Approach to social, economic, environmental and political considerations: Holistic, Segmented

Technological innovation and collapse: Optimist, Sceptical

Reformist Circular Society [Holistic, Optimist]

Assumptions: Reformed capitalism is compatible with sustainability and socio-technical innovations can enable eco-economic decoupling. Goal: Economic prosperity and human well-being within the biophysical boundaries of the Earth. Means: Technological breakthroughs and social innovations that benefit humanity and natural ecosystems.

Transformational Circular Society [Holistic, Sceptical]

Assumptions: Capitalism is incompatible with sustainability and socio-technical innovations cannot bring absolute enable eco-economic decoupling to prevent collapse. Goal: A world of conviviality and frugal abundance for all, while fairly distributing the biophysical resources of the Earth. Means: Complete reconfiguration of the current socio-political system and a shift away from productivist and antropocentric worldviews.

Technocentric Circular Economy [Segmented, Optimist]

Assumptions: Capitalism is compatible with sustainability and technological innovations can enable eco-economic decoupling to prevent ecological collapse. Goal: Sustainable human progress and prosperity without negative environmental externalities. Means: Economic innovations, new business models and unprecedented breakthrough in circular economy technologies.

Fortress Circular Economy [Segmented, Sceptical]

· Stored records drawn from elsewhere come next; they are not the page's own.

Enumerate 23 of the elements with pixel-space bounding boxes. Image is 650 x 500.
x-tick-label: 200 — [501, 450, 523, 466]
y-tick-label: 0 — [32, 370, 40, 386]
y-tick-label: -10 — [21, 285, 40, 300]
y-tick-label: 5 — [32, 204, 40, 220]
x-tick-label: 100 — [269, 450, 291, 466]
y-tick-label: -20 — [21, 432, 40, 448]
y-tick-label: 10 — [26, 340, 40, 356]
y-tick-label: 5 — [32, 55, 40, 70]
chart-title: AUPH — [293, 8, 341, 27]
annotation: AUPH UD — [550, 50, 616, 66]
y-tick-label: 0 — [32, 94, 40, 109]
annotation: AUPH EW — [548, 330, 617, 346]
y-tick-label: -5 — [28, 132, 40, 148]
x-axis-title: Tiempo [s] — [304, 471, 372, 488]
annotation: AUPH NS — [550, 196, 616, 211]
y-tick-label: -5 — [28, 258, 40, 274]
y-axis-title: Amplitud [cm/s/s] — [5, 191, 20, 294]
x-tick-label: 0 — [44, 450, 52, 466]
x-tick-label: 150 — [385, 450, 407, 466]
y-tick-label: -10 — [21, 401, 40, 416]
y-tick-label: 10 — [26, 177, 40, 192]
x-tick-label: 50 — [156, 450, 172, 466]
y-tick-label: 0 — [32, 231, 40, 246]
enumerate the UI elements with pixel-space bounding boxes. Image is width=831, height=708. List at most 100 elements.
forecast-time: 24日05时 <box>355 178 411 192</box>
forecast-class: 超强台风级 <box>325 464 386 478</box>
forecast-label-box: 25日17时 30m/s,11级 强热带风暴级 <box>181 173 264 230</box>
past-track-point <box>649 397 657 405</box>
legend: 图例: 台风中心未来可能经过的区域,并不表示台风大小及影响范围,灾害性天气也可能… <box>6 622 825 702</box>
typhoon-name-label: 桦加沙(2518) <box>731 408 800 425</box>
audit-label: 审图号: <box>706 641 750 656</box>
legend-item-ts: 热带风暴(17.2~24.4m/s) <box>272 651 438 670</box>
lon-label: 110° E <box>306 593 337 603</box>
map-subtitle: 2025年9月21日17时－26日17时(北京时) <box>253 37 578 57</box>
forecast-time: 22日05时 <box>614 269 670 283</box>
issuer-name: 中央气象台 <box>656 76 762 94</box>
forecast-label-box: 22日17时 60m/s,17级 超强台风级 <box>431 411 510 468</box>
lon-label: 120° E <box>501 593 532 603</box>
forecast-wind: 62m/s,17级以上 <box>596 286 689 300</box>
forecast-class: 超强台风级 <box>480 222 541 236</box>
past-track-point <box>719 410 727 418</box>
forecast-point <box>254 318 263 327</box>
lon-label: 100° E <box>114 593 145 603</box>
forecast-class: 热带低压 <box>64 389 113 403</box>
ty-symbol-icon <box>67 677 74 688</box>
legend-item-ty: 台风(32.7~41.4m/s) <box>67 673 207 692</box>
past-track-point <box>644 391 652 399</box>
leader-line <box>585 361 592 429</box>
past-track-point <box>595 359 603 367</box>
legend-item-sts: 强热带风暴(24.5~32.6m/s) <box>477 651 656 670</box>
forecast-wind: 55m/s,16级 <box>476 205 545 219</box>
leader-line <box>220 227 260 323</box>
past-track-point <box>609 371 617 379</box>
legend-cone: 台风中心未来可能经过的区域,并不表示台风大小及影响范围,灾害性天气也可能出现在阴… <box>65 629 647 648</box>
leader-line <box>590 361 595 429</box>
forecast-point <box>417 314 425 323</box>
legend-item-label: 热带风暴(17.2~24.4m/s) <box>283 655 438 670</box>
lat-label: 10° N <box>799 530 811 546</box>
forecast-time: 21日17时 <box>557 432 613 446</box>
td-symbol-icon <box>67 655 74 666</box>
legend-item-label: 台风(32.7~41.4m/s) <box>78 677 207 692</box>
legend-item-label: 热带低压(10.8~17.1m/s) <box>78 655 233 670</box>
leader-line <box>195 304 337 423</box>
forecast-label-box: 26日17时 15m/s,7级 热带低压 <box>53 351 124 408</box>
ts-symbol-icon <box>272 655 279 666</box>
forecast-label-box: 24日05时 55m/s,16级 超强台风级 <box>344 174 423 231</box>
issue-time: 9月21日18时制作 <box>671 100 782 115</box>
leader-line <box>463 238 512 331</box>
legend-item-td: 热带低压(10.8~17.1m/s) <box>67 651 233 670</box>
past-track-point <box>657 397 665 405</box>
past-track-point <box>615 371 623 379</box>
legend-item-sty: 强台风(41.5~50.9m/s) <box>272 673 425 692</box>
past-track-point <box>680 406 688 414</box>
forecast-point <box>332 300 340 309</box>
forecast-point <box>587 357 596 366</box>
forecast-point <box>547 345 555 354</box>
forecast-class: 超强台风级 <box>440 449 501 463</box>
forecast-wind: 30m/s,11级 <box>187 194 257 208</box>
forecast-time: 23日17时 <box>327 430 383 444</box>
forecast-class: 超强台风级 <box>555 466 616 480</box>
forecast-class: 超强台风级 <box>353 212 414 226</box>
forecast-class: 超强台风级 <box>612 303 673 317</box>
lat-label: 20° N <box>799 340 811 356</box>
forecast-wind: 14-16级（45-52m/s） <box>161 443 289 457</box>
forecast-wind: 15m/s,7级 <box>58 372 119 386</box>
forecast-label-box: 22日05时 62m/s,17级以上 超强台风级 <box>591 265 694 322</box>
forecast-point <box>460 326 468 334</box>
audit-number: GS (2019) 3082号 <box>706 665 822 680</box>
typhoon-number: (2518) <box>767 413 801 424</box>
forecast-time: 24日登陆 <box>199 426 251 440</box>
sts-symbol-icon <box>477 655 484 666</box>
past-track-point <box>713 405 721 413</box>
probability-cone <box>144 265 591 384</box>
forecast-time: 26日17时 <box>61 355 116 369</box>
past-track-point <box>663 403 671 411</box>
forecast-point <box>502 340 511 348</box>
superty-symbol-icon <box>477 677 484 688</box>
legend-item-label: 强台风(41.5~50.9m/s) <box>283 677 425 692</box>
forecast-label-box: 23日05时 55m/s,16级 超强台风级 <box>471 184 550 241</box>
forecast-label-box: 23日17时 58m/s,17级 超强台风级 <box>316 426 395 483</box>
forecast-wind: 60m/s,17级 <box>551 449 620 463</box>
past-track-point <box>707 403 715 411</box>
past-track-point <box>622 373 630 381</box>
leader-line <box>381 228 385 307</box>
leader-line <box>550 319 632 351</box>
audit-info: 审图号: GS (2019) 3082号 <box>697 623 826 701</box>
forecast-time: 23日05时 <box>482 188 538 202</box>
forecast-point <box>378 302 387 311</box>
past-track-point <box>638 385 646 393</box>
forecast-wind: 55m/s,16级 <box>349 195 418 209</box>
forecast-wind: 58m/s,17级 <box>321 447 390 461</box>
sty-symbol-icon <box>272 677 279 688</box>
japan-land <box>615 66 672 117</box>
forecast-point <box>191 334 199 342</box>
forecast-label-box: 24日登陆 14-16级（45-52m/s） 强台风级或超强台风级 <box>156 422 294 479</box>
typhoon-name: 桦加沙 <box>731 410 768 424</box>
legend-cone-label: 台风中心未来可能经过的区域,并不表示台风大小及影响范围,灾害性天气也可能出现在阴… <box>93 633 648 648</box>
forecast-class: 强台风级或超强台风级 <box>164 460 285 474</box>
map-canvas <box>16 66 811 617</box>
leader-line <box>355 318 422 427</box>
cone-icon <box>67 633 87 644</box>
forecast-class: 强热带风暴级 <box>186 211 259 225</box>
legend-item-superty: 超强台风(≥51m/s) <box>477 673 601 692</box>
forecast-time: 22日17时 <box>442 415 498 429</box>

Assumptions: There is no alternative to capitalism and socio-technical innovations cannot bring absolute eco-economic decoupling to prevent ecological collapse. Goal: Maintain geostrategic resource security in global conditions where widespread resource scarcity and human overpopulation cannot provide for all. Means: Innovative technologies and business models combined with rationalized resource use and strict migration and population control.